Comment trans­former un désert en terre fertile ? Une large cein­ture d’arbres a d’abord été plantée pour l’ombre et la protec­tion contre le vent. Les initia­teurs du projet ont ensuite creusé des puits et épandu du compost, de la boue, du fumier de vache et d’autres substances orga­niques. Puis ils ont semé et irrigué. Dans un premier temps, les champs ont été inondés, mais désor­mais un réseau de tuyaux alimente des arro­seurs et un dispo­sitif effi­cace d’irrigation goutte à goutte. « Notre consom­ma­tion d’eau a été divisée par deux. »

Au fil des ans s’est formée une couche d’humus de 30 cm d’épaisseur. Le compost joue un rôle central dans ce processus. Après un apport initial de 40 à 50 t à l’hectare mélan­gées au sable du désert, 10 t par campagne sont épan­dues. Il est essen­tiel d’alterner les cultures et d’éviter la mise en jachère. « Sinon, le désert reprend rapi­de­ment ses droits », souligne Angela Hofmann.
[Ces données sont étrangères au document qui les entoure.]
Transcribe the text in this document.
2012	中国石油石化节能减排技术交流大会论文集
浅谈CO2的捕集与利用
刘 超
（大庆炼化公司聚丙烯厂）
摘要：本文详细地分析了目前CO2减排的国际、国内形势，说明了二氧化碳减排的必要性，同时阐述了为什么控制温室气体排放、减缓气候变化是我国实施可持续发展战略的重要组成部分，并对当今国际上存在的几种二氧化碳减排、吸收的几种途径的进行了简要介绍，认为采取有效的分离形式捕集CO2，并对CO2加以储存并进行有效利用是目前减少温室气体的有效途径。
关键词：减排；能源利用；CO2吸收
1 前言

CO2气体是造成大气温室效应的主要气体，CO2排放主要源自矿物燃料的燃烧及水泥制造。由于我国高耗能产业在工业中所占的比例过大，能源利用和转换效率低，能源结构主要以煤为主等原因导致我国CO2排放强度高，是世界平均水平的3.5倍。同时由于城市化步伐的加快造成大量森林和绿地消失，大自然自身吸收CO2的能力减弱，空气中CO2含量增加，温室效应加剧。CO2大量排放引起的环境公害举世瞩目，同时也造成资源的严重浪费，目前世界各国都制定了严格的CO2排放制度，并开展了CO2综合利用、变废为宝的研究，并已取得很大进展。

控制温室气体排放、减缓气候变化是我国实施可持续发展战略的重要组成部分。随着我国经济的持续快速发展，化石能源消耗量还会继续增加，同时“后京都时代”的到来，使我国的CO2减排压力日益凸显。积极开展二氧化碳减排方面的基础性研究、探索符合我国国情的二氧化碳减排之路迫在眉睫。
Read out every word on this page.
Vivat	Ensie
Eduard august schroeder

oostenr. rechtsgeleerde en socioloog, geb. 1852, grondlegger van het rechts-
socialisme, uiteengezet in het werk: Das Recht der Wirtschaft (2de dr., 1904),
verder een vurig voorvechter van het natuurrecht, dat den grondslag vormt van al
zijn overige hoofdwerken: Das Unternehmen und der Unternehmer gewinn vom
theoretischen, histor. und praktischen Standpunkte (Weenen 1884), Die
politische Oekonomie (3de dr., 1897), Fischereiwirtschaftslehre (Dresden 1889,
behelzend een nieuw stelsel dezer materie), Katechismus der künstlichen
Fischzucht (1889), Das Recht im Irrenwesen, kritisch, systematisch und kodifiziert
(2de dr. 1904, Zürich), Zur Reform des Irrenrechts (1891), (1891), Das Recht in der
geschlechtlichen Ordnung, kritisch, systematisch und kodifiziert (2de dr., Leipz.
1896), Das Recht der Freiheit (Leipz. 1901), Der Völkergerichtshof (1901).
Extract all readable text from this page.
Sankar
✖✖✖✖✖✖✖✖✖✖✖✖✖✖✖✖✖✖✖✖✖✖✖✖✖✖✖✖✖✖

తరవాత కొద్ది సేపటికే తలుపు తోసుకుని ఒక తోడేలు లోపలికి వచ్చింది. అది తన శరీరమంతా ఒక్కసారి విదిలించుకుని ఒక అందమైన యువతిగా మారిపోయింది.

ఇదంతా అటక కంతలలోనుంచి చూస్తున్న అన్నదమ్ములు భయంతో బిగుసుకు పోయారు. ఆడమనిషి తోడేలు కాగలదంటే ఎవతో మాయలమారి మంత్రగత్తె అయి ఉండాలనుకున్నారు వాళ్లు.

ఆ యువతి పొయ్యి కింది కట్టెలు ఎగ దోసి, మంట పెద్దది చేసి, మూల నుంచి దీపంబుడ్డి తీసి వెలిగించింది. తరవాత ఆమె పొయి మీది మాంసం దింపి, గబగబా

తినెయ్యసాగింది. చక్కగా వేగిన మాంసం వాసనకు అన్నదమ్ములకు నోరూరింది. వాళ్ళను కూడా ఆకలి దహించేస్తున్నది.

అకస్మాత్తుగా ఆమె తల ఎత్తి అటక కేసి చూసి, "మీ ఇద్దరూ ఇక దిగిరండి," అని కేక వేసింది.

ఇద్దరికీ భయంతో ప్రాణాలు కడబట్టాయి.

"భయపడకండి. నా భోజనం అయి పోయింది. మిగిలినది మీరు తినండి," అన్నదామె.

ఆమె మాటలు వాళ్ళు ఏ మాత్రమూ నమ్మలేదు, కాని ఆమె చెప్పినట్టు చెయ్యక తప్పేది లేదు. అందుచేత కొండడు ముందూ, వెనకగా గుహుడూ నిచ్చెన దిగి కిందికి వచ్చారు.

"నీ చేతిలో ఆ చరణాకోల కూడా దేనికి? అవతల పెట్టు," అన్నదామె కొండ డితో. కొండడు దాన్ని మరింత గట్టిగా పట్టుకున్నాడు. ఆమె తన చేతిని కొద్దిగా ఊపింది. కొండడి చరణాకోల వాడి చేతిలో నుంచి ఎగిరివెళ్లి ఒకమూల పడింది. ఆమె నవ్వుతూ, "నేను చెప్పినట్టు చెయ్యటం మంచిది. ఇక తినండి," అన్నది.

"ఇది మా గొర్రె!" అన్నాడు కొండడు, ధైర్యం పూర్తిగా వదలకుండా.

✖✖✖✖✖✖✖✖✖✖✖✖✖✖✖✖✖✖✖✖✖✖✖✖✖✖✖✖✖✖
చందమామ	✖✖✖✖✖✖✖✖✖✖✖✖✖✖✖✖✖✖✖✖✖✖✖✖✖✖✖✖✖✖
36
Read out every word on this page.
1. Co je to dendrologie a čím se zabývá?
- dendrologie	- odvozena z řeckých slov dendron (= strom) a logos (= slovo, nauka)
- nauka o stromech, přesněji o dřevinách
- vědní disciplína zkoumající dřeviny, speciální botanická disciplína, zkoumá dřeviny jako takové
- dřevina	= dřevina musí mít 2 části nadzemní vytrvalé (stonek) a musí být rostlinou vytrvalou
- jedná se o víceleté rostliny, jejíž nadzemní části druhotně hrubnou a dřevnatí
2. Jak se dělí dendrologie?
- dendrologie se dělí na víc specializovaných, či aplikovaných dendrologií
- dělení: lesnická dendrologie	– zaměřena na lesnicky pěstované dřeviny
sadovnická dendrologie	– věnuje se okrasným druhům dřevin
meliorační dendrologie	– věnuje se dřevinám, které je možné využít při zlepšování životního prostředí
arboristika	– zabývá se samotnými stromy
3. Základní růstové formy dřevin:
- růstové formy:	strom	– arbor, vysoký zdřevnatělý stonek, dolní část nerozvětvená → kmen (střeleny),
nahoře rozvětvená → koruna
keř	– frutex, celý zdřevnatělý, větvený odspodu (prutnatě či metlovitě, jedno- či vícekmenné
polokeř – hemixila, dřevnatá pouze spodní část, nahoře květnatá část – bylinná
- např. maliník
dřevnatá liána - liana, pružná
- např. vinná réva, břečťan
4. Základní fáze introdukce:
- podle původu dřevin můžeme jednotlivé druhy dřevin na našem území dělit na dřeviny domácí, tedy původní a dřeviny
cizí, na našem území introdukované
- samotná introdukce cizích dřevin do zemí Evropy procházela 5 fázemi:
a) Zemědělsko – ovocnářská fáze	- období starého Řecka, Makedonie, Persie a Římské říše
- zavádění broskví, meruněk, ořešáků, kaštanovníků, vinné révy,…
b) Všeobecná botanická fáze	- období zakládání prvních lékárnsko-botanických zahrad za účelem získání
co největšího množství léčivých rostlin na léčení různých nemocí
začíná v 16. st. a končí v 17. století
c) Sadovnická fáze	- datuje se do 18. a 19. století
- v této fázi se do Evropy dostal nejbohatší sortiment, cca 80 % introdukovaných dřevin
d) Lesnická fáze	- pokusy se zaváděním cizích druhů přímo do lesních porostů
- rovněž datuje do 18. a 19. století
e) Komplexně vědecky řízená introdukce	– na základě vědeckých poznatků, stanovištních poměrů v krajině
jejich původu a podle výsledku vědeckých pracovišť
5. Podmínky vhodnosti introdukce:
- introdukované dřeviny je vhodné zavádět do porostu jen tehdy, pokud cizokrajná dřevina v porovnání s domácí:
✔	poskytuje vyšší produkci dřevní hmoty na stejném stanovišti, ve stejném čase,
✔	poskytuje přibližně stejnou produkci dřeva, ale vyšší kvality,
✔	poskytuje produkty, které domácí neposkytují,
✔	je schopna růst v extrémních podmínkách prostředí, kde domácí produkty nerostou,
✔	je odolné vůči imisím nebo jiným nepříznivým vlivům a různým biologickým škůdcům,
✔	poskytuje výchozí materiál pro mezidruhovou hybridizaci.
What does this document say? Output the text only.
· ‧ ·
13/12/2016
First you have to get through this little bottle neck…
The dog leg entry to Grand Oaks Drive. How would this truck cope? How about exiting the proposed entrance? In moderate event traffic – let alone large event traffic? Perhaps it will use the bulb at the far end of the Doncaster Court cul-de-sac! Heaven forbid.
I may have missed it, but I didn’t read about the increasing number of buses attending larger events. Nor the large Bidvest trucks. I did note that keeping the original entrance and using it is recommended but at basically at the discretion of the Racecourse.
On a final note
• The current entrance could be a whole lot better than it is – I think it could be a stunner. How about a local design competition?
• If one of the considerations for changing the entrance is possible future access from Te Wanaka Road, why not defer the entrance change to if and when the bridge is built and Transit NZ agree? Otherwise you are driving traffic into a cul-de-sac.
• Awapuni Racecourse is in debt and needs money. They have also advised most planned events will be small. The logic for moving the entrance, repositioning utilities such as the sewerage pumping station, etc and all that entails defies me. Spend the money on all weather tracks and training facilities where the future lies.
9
Sekem est aujourd’hui le premier produc­teur égyp­tien de plantes à infu­sion et livre du sésame à des boulan­ge­ries partout dans le pays. L’entreprise colla­bore sur 3 000 ha avec des exploi­tants sous contrat. Elle exporte herbes et plantes médi­ci­nales culti­vées sous label bio. Elle fabrique même des vête­ments avec le coton issu de ses champs.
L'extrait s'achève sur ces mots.